‘Why the f*** did I go? 'Cause once you lie on the sofa, you’re dead': Cosmonauts chat on way to ISS
Ever wondered what spacemen think while heading into orbit? Some rather philosophical and yet very down-to-earth insights of two Russian cosmonauts have surfaced online – and they are somewhat eye-opening. "Better than Interstellar," as one Facebook user said.
"Holy moly, guys! A whole year [ahead]," Russian cosmonaut Gennady Padalka is heard telling his colleagues, Russia's Mikhail Kornienko and US Scott Kelly, while the three of them are jammed inside a Soyuz spacecraft on their way to the ISS (International Space Station).
"Don't even remind [me] of that," Kornienko replies.
"You are motherf****** heroes, for f***'s sake. You will be heroes," Padalka goes on in the mix of Russian and English languages, while toying with a tablet device.
"Yes," Kelly says.
The video of the three men's March 2015 journey to the ISS, including the launch, several hours of flight and docking to the ISS was published on YouTube by Up, into space! channel in May. But it resurfaced recently, with the spacemen's conversation during the more than two-and-a-half hour video catching viewers' attention.
Padalka, after Kelly's "Yes," switches back to Russian: "It's all gonna be fine there, don't you worry.”
Kornienko: “The team is great, and that's what is most important.”
Padalka: “The crowd will be changing constantly. Then [the name of the cosmonaut mentioned can't be heard properly] will fly over, will f*** my brain a bit, but that's ok...”
Kornienko: “Yeah, it's gonna be tough.”
Padalka, rhetorically: “But what can we do?”
Kornienko: “Nothing. We'll get used to it. But then [another cosmonaut's name] will come, and we can go home. I'm not even there yet, and I'm already planning to go home!"
Padalka’s Russian gets rather emotional: "Oh f***, I always like the f****** sending-off [ceremonies], the launches. And then I think, 'Why the f*** did I go here?'"
The remark by Gennady Padalka, who holds the world record as the man who has spent the longest in space - and that's 878 days, got his colleague shaking with laughter.
Kornienko: "Hahaha, yes. And then the hard working days start, and you're dead in the water."
Padalka: “It's exciting down there, your kids are waving you goodbyes, crying. And I'm thinking – what the f*** do we need it all for?”
Kornienko: “Yeah, when you just come there [to the ISS], it's depressing. And then it gets better... It's normal.”

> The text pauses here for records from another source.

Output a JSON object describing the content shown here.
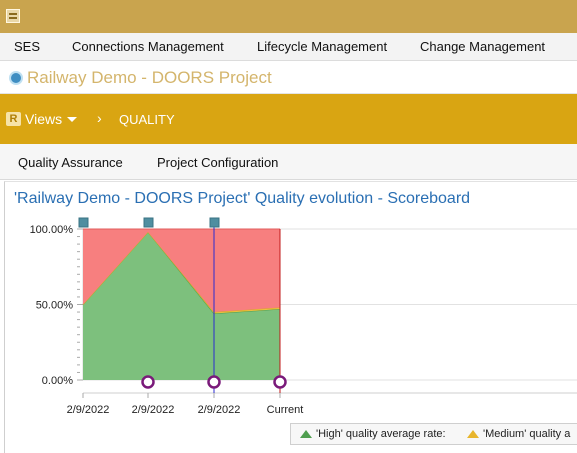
{
  "window": {
    "app_icon": "app-menu-icon"
  },
  "menu": {
    "items": [
      "SES",
      "Connections Management",
      "Lifecycle Management",
      "Change Management"
    ]
  },
  "project": {
    "icon": "project-icon",
    "title": "Railway Demo - DOORS Project"
  },
  "toolbar": {
    "logo_letter": "R",
    "views_label": "Views",
    "breadcrumb_separator": "›",
    "breadcrumb": "QUALITY"
  },
  "tabs": [
    "Quality Assurance",
    "Project Configuration"
  ],
  "colors": {
    "accent": "#d9a512",
    "title_bar": "#c9a44e",
    "high": "#7dc07d",
    "medium": "#f0c040",
    "low": "#f77f7f",
    "marker": "#7a1a7a",
    "baseline_line": "#2b2bd0",
    "current_line": "#c01818",
    "chart_title": "#2a6fb3"
  },
  "chart": {
    "title": "'Railway Demo - DOORS Project' Quality evolution - Scoreboard"
  },
  "chart_data": {
    "type": "area",
    "title": "'Railway Demo - DOORS Project' Quality evolution - Scoreboard",
    "categories": [
      "2/9/2022",
      "2/9/2022",
      "2/9/2022",
      "Current"
    ],
    "ylim": [
      0,
      100
    ],
    "yticks": [
      "0.00%",
      "50.00%",
      "100.00%"
    ],
    "grid": true,
    "stacked": true,
    "series": [
      {
        "name": "'High' quality average rate:",
        "color": "#7dc07d",
        "values": [
          50,
          98,
          44,
          47
        ]
      },
      {
        "name": "'Medium' quality a",
        "color": "#f0c040",
        "values": [
          0,
          0,
          1,
          1
        ]
      },
      {
        "name": "",
        "color": "#f77f7f",
        "values": [
          50,
          2,
          55,
          52
        ]
      }
    ],
    "legend_position": "bottom-right"
  }
}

Padalka: “But I'm f****** done! It's the f****** last time.”
Kornienko is laughing hard again. It was his colleague's fifth space flight.
"When you shoot up again, you owe me a bottle [of alcohol]," he tells his fellow cosmonaut. "I've heard you saying the very same thing like 10 times already," he adds, before carrying on with his thoughts:
"We live while we work, while we fly. Once you lie on a sofa, you're f****** dead in the water. You have to remember that. Ah, look, 270 kilometers [167 miles] to the ISS. And there, they're already waiting for us. We'll open the cans [preserved foods], have a snack.”
Padalka: “F****** lamb! With hot tea."
When the video filmed with GoPro cameras ends, eight hours after the launch and two hours after docking with the ISS, the two cosmonauts and one astronaut are seen being greeted at the space station by their Russian and American colleagues ("Welcome into space!, they are heard saying, You're so tanned!").
The newly arrived crew then speak to their families on Earth, but cut the session short:
"We'll just have a quick snack and then get to work! Say hello to my grandson," Kornienko says.